To use this Mantium Enrichment, follow these steps:

  1. Configure the Source Column parameter by selecting the column containing the audio files you want to transcribe.
  2. Configure the Destination Column parameter by specifying the new name for the column that will hold the transcriptions.
  3. Configure the Transcription Model parameter by selecting the LLM model to use for the transcription.
  4. Optionally input the Prompt Text to guide the LLM model’s style. Ensure that the text language should match the audio language.
  5. Configure the Language parameter by selecting the language you want the audio to be transcribed to.
  6. Configure the Credential ID parameter by selecting the appropriate credential from the list of available credentials in your Mantium account.
  7. Run the transformation by clicking the Save and Run Transforms button. The resulting dataset will have a new column with the specified Destination Column name which will contain the transcribed text for each audio file in the source column.

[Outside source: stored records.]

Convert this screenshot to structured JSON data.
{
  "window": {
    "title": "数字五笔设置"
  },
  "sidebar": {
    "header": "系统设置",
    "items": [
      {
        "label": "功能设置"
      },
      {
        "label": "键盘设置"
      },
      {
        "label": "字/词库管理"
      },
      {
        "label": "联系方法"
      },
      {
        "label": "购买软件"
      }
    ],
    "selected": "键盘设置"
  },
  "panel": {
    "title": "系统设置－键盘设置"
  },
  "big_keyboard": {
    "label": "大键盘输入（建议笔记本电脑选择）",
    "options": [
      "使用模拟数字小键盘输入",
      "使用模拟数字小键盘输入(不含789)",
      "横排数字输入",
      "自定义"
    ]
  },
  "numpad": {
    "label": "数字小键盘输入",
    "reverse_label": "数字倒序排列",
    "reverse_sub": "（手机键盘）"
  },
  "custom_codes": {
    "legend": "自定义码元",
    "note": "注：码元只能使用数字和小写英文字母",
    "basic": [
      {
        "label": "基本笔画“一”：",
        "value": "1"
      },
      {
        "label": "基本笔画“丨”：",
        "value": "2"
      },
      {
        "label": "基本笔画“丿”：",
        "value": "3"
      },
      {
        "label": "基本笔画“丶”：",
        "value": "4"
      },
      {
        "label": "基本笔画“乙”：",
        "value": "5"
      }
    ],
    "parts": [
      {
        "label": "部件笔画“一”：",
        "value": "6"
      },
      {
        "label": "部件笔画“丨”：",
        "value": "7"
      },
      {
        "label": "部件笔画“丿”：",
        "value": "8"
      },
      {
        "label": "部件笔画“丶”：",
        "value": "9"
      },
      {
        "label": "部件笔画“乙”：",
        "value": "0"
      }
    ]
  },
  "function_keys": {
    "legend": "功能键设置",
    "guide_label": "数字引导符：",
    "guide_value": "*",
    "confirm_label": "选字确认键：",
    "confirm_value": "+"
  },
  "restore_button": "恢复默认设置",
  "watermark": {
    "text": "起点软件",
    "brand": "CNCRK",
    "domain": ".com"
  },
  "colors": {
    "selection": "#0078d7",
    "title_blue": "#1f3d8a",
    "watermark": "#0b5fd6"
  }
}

Example 1: Transcribing Customer Service Calls

Suppose you have a dataset containing audio recordings of customer service calls, and you want to analyze the calls for specific keywords. You can use the Transcribe Audio transformation to convert the audio files to text, and then search for the keywords in the transcriptions.

Sample Dataset:

call_idaudio_file
1call_1_audio.mp3
2call_2_audio.mp3

Parameters:

Source Column: audio_file
Destination Column: transcription
Transcription Model: whisper-1
Language: en    # English
Credential ID: OpenAI

Expected Result Dataset:

call_idaudio_filetranscription
1call_1_audio.mp3"Hello, I have a problem with my recent order..."
2call_2_audio.mp3"Hi, I'd like to return an item I purchased..."

In this example, a new column called "transcription" is created, containing the transcribed text for each audio file in the "audio_file" column. The transcriptions are generated using the Whisper-1 model from OpenAI.

Example 2: Improving Transcription Quality with Prompts

Suppose you want to improve the quality of the transcripts generated by the Whisper API. You can use a prompt to match a specific style, slightly.

Sample Dataset:

call_idaudio_filetranscription
1call_1_audio.mp3“So if I create a new data set, when I name this Antium dataset…”
2call_2_audio.mp3"Hi, I'd like to return an item I purchased..."

Config:

Source Column: audio_file
Destination Column: transcription
Transcription Model: whisper-1
Prompt: The video describes a bug in a Mantium Dataset.
Language: en    # English
Credential ID: OpenAI

Expected Result Dataset:

call_idaudio_filetranscriptiontranscription with prompt
1call_1_audio.mp3“So if I create a new data set, when I name this Antium dataset…”“So if I create a new data set, when I name this Mantium dataset…”
2call_2_audio.mp3"Hi, I'd like to return an item I purchased...""Hi, I'd like to return an item I purchased..."

In this example, a new column called "transcription with prompt" is created, containing the transcribed text for each audio file in the "audio_file" column with modifications from a given prompt. The transcriptions are generated using the Whisper-1 model from OpenAI.